Socrate n’est pas le philosophe que nous connaissons mais le chien d’Héraclès, le célèbre héros de la mythologie grecque. Côté philosophie, notre canidé n’a rien à envier à son illustre homonyme. Il faut dire qu’être le chien de garde du type le plus costaud de tous les temps laisse un peu de temps libre pour s’interroger sur les travers de l’homme, incarné par son très viril maître, et sur sa propre condition de chien. Ces interminables discours ont le don d’irriter le fils de Zeus qui ne manque d’ailleurs pas de le lui rappeler en lui disant que s’il aboyait plus, il réfléchirait moins !

Joann Sfar est aux manettes et a confié la réalisation des dessins à son ami Christophe Blain – les deux compères avaient déjà collaboré dans la série Donjon.

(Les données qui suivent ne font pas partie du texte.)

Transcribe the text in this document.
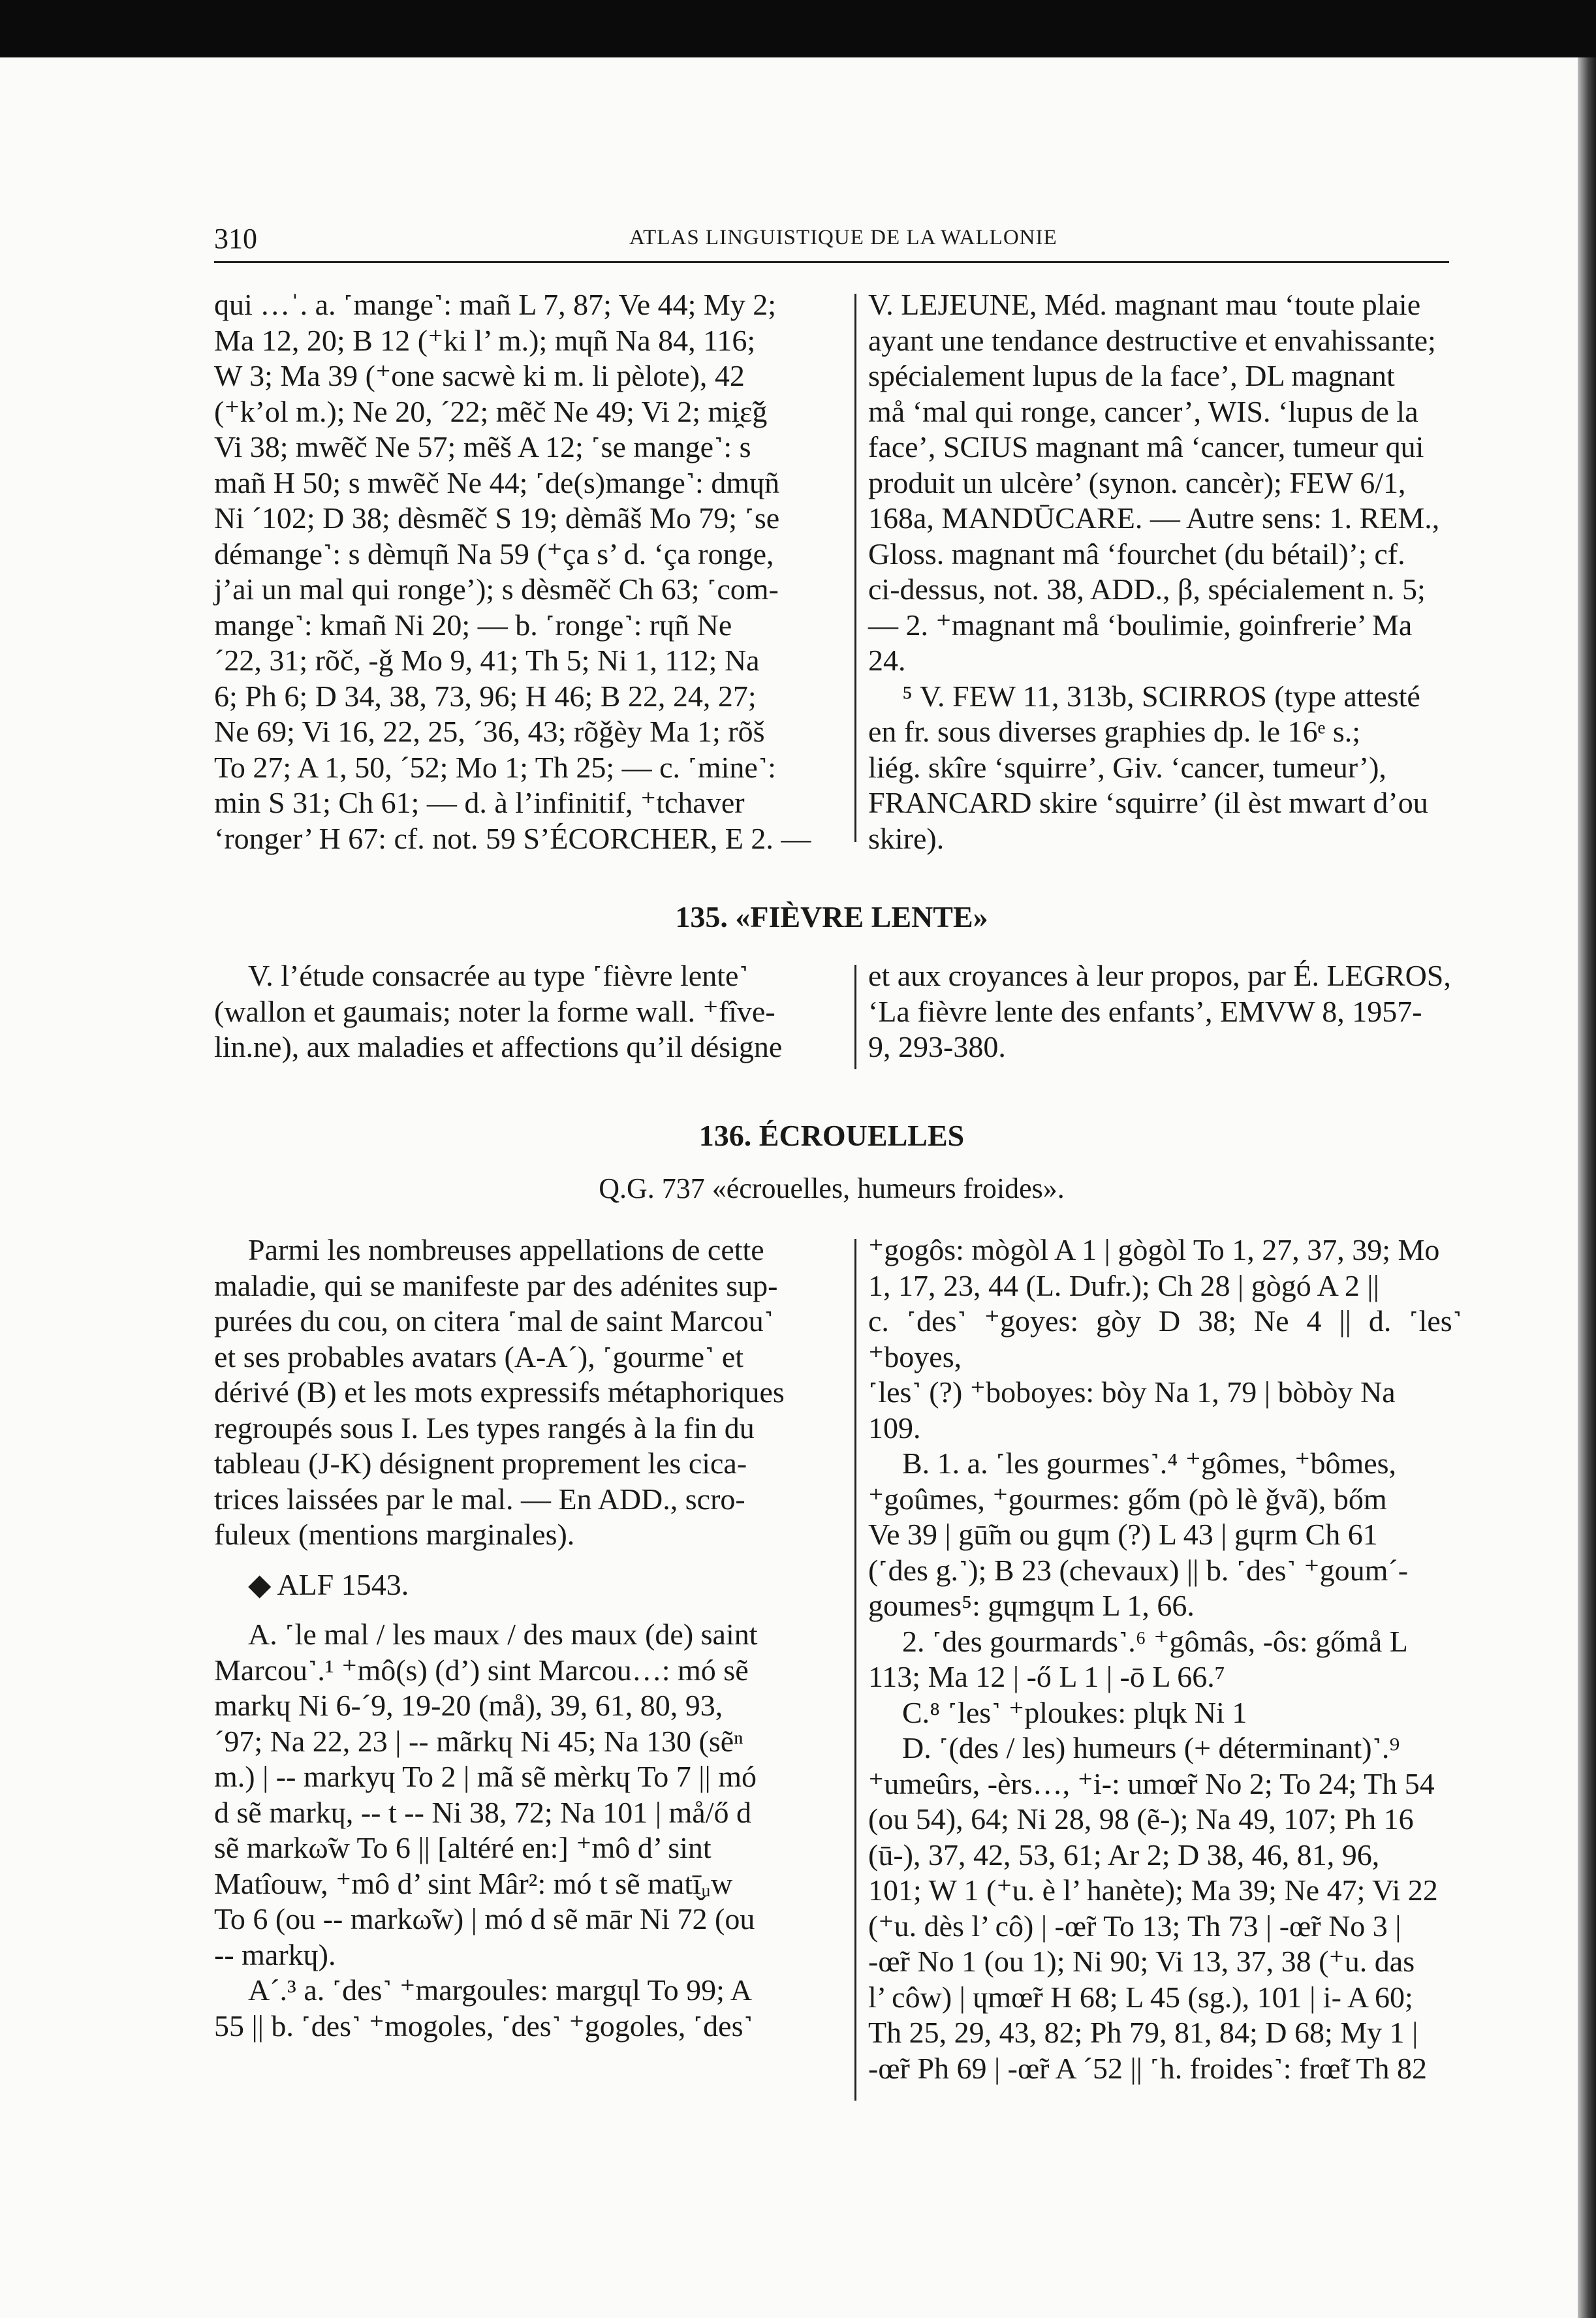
310	ATLAS LINGUISTIQUE DE LA WALLONIE

qui …ˈ. a. ˹mange˺: mañ L 7, 87; Ve 44; My 2;

Ma 12, 20; B 12 (⁺ki l’ m.); mɥñ Na 84, 116;

W 3; Ma 39 (⁺one sacwè ki m. li pèlote), 42

(⁺k’ol m.); Ne 20, ´22; mẽč Ne 49; Vi 2; mi̯ɛ̃ǧ

Vi 38; mwẽč Ne 57; mẽš A 12; ˹se mange˺: s

mañ H 50; s mwẽč Ne 44; ˹de(s)mange˺: dmɥñ

Ni ´102; D 38; dèsmẽč S 19; dèmãš Mo 79; ˹se

démange˺: s dèmɥñ Na 59 (⁺ça s’ d. ‘ça ronge,

j’ai un mal qui ronge’); s dèsmẽč Ch 63; ˹com-

mange˺: kmañ Ni 20; — b. ˹ronge˺: rɥñ Ne

´22, 31; rõč, -ǧ Mo 9, 41; Th 5; Ni 1, 112; Na

6; Ph 6; D 34, 38, 73, 96; H 46; B 22, 24, 27;

Ne 69; Vi 16, 22, 25, ´36, 43; rõǧèy Ma 1; rõš

To 27; A 1, 50, ´52; Mo 1; Th 25; — c. ˹mine˺:

min S 31; Ch 61; — d. à l’infinitif, ⁺tchaver

‘ronger’ H 67: cf. not. 59 S’ÉCORCHER, E 2. —

V. LEJEUNE, Méd. magnant mau ‘toute plaie

ayant une tendance destructive et envahissante;

spécialement lupus de la face’, DL magnant

må ‘mal qui ronge, cancer’, WIS. ‘lupus de la

face’, SCIUS magnant mâ ‘cancer, tumeur qui

produit un ulcère’ (synon. cancèr); FEW 6/1,

168a, MANDŪCARE. — Autre sens: 1. REM.,

Gloss. magnant mâ ‘fourchet (du bétail)’; cf.

ci-dessus, not. 38, ADD., β, spécialement n. 5;

— 2. ⁺magnant må ‘boulimie, goinfrerie’ Ma

24.

⁵ V. FEW 11, 313b, SCIRROS (type attesté

en fr. sous diverses graphies dp. le 16ᵉ s.;

liég. skîre ‘squirre’, Giv. ‘cancer, tumeur’),

FRANCARD skire ‘squirre’ (il èst mwart d’ou

skire).

135. «FIÈVRE LENTE»

V. l’étude consacrée au type ˹fièvre lente˺

(wallon et gaumais; noter la forme wall. ⁺fîve-

lin.ne), aux maladies et affections qu’il désigne

et aux croyances à leur propos, par É. LEGROS,

‘La fièvre lente des enfants’, EMVW 8, 1957-

9, 293-380.

136. ÉCROUELLES
Q.G. 737 «écrouelles, humeurs froides».

Parmi les nombreuses appellations de cette

maladie, qui se manifeste par des adénites sup-

purées du cou, on citera ˹mal de saint Marcou˺

et ses probables avatars (A-A´), ˹gourme˺ et

dérivé (B) et les mots expressifs métaphoriques

regroupés sous I. Les types rangés à la fin du

tableau (J-K) désignent proprement les cica-

trices laissées par le mal. — En ADD., scro-

fuleux (mentions marginales).

◆ ALF 1543.

A. ˹le mal / les maux / des maux (de) saint

Marcou˺.¹ ⁺mô(s) (d’) sint Marcou…: mó sẽ

markɥ Ni 6-´9, 19-20 (må), 39, 61, 80, 93,

´97; Na 22, 23 | -- mãrkɥ Ni 45; Na 130 (sẽⁿ

m.) | -- markyɥ To 2 | mã sẽ mèrkɥ To 7 || mó

d sẽ markɥ, -- t -- Ni 38, 72; Na 101 | må/ő d

sẽ markω̃w To 6 || [altéré en:] ⁺mô d’ sint

Matîouw, ⁺mô d’ sint Mâr²: mó t sẽ matī̬ᵤw

To 6 (ou -- markω̃w) | mó d sẽ mār Ni 72 (ou

-- markɥ).

A´.³ a. ˹des˺ ⁺margoules: margɥl To 99; A

55 || b. ˹des˺ ⁺mogoles, ˹des˺ ⁺gogoles, ˹des˺

⁺gogôs: mògòl A 1 | gògòl To 1, 27, 37, 39; Mo

1, 17, 23, 44 (L. Dufr.); Ch 28 | gògó A 2 ||

c. ˹des˺ ⁺goyes: gòy D 38; Ne 4 || d. ˹les˺ ⁺boyes,

˹les˺ (?) ⁺boboyes: bòy Na 1, 79 | bòbòy Na

109.

B. 1. a. ˹les gourmes˺.⁴ ⁺gômes, ⁺bômes,

⁺goûmes, ⁺gourmes: gőm (pò lè ǧvã), bőm

Ve 39 | gū̃m ou gɥm (?) L 43 | gɥrm Ch 61

(˹des g.˺); B 23 (chevaux) || b. ˹des˺ ⁺goum´-

goumes⁵: gɥmgɥm L 1, 66.

2. ˹des gourmards˺.⁶ ⁺gômâs, -ôs: gőmå L

113; Ma 12 | -ő L 1 | -ō L 66.⁷

C.⁸ ˹les˺ ⁺ploukes: plɥk Ni 1

D. ˹(des / les) humeurs (+ déterminant)˺.⁹

⁺umeûrs, -èrs…, ⁺i-: umœ̃r No 2; To 24; Th 54

(ou 54), 64; Ni 28, 98 (ẽ-); Na 49, 107; Ph 16

(ū-), 37, 42, 53, 61; Ar 2; D 38, 46, 81, 96,

101; W 1 (⁺u. è l’ hanète); Ma 39; Ne 47; Vi 22

(⁺u. dès l’ cô) | -œ̃r To 13; Th 73 | -œ̃r No 3 |

-œ̃r No 1 (ou 1); Ni 90; Vi 13, 37, 38 (⁺u. das

l’ côw) | ɥmœ̃r H 68; L 45 (sg.), 101 | i- A 60;

Th 25, 29, 43, 82; Ph 79, 81, 84; D 68; My 1 |

-œ̃r Ph 69 | -œ̃r A ´52 || ˹h. froides˺: frœ̃t Th 82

Le duo fonctionne et la patte de Sfar se ressent largement. Les similitudes avec le désormais célèbre Chat du rabbin sont nombreuses: un découpage sobre à six cases par planche, un animal est le héros, l’animal en question est doué de parole et observe, critique et juge les hommes. L’utilisation d’un animal n’étant lui même, par définition, pas un homme – là c’est fort ce que je dis – est intéressante. Elle permet à l’auteur d’exprimer un point de vue objectif – ou pas –, mais en tout cas original, puisque celui qui parle ne fait pas partie de ce dont il parle. Ceci permet d’obtenir une vision décalée, l’animal ne peut être accusé de parti pris et semble donc s’exprimer en toute objectivité sans subir l’influence de sa propre condition ou de ses propres intérêts. Si j’ai trouvé que les aventures du chien Socrate étaient, en tout cas dans ce premier tome, un ton en dessous de celles de son compère le chat, elles n’en sont pas moins intéressantes à plus d’un titre.


Christophe Blain et Joann Sfar, Socrate le demi-chien, tome 1 : Héraclès, Dargaud, coll. « Poisson Pilote », 2003, 48 p, Amazon.